Strano, avrei giurato si trattasse di un texano, invece scopro che
Michael P. Ryan è un ragazzo di New York, che ha vissuto però per un breve periodo nel Midwest americano e si è innamorato di un rock proletario, con chitarre roboanti e le radici ben piantate nella tradizione country di Austin. Il suono di questo esordio per la Right Road records, piccola label indipendente giunta alla sua terza uscita, si allinea perfettamente alle proposte del movimento Red Dirt e di certo rock stradaiolo alla
Cross Canadian Ragweed.
Con mezzi più scarsi, ovviamente, ma con un'anima comune, le otto ballate rock di Ryan, ben prodotte e con un taglio decisamente radiofonico (almeno per il circuito americano) mettono in risalto una componente roots rock classica, da autore di provincia, che si avvicina alla tradizione (è presente la pedal steel di Buddy Cage, oltre a mandolino ed accordion) ma si concede un suono più muscolare, con le tre chitarre degli amici e colleghi Conan, Rich Hayman e Ron Carbone, gente con cui il nostro protagonista ha collaborato in passato. Si tratta infatti del suo esordio come solista dopo essere stato per molto tempo bassista e vocalist in diverse formazioni locali. La scelta è quella giusta,
Ryan possiede una voce stentorea e quasi infallibile per il genere, supportata spesso dalla sorella Tracy. Solo otto brani, sostanzialmente un ep di venticinque minuti: una scelta intelligente, perchè non si sprecano inutili riempitivi e il nome può cominciare a circolare. Auguro sinceramente a Ryan di trovare l'aggancio giusto, leggasi un buon produttore, poiché la sua sua musica ha tutti i numeri per acciuffare un certo gusto country rock: si parte infatti con il piede giusto nell'heartland rock di
Writing on the Wall e
Duty Free, chitarre sparate ed una serie di riff che avremo sentito mille volte. Poco male, la stoffa c'è e le ballate cominciano a fornire le giuste indicazioni:
Change your Mind, oltre alla steel del citato Buddy Cage, vede la comparsa del sax di Brain Bird, donando un tono più malinconico alla canzone.

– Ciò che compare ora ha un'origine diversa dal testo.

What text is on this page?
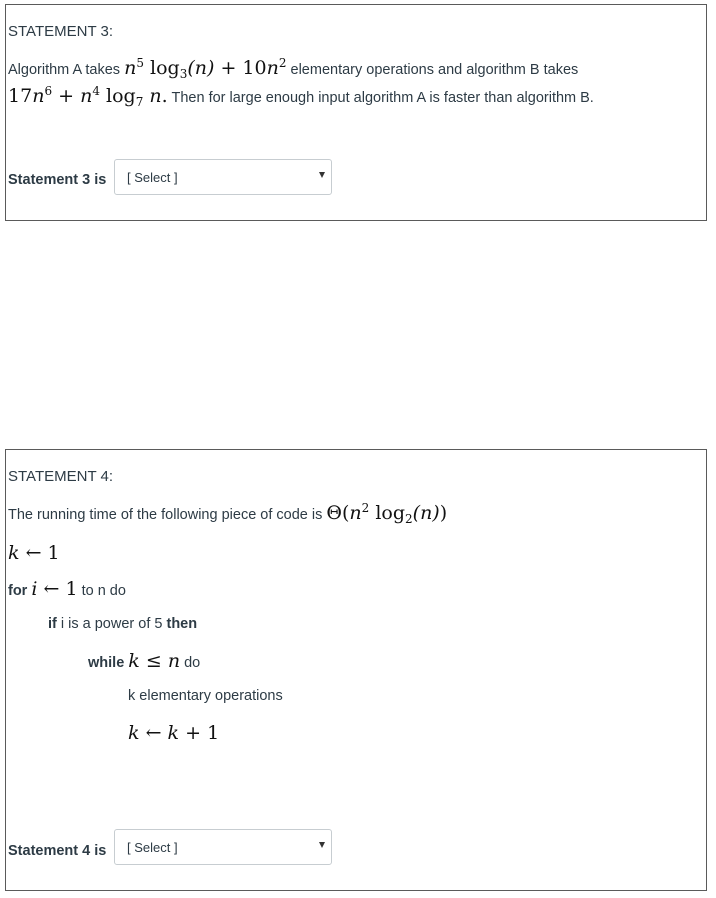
STATEMENT 3:
Algorithm A takes $n^5$ $\log_3(n) + 10n^2$ elementary operations and algorithm B takes
$17n^6 + n^4$ $\log_7 n$. Then for large enough input algorithm A is faster than algorithm B.
Statement 3 is [ Select ]
STATEMENT 4:
The running time of the following piece of code is $\Theta(n^2$ $\log_2(n)$)
k ← 1
for i ← 1 to n do
if i is a power of 5 then
while k ≤ n do
k elementary operations
k ← k + 1
Statement 4 is [ Select ]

Quest'ultimo tornerà a farsi sentire in
Pretty Soon, anche se i veri colpi del disco sono la ballata rootsy
Man on the Moon, davvero un piccolo gioiello, e la gemella
Remember When. Nel finale torna a farsi sentire prepotente il tiro rock di
Run From Tomorrow, la quale assomiglia veramente troppo ai Cross Canadian Ragweed per non destare quelche perplessità, prima di chiudere il sipario con l'acustica, solo voce e chitarra,
I Still Believe, brano senza infamia e senza lode. Ci sono ampi margini di crescita, intanto segnamoci il nome di
Michael P. Ryan: magari sparirà nel nulla come tanti, altrimenti ce lo ritroveremo presto in qualche produzione made in Texas.